I can remember the first time I met Gary. I was a young, wet-behind-the-ears junior reporter at the local Simcoe newspaper intent on writing a series on the future of farming – and failing at it miserably. I think Gary took pity on me. He spent an afternoon driving around with me in his truck visiting his various orchards and talking about his favourite subjects – apples and farming.

I don’t remember how that series worked out but I do remember Gary’s kindness and patience with a cub reporter who might have understood agriculture but had a lot to learn about apples.

Many years later, as editor of Canadian Fruit Grower and Fruit and Vegetable Magazine, I interacted with Gary numerous times, touring his orchards and marvelling at his many innovative production ideas that he was only too willing to share with all apple producers. I also attended Canadian Horticultural Council Apple Committee meetings when he served as chair.
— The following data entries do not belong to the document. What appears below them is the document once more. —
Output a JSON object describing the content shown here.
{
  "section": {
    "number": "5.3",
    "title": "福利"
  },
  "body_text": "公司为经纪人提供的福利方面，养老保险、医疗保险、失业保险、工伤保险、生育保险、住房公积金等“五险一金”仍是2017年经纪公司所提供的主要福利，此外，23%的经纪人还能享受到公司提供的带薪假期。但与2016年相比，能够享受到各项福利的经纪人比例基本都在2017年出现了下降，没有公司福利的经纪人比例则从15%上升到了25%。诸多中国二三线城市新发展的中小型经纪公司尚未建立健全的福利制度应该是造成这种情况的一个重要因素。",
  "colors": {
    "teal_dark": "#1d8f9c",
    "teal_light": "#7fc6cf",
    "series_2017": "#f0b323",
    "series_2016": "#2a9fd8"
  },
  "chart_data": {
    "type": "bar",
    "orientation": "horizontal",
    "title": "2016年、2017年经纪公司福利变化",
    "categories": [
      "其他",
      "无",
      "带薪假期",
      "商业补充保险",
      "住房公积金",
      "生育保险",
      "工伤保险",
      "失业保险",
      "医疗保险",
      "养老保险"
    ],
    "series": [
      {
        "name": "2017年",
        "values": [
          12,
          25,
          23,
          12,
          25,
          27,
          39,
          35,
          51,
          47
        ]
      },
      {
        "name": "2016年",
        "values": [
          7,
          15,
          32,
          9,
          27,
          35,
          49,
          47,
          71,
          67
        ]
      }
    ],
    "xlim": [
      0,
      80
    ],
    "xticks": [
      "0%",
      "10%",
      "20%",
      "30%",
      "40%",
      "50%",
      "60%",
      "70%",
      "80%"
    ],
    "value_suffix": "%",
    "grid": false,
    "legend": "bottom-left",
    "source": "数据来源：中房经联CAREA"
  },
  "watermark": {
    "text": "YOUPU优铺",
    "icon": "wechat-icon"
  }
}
To list Gary’s accomplishments in the apple industry is daunting. He was a past president and director of the Ontario Apple Commission, a member of the Norfolk Fruit Growers, a past president of the Ontario Fruit and Vegetable Growers’ Association, a past winner of the Golden Apple Award, a past chair of the Ontario Food Terminal’s board, a past member of Horticulture Crops Ontario and part of the group that helped create the annual Ontario Fruit & Vegetable Convention. That organization recently founded an annual scholarship at the University of Guelph in Gary’s name to express appreciation for the work he did to help that show become a success.

Gary is survived by his daughter, Meredith, her husband, Dion Klitzke, and their son, Garret. I extend to them my deepest sympathies. Gary was a wonderful, kind man.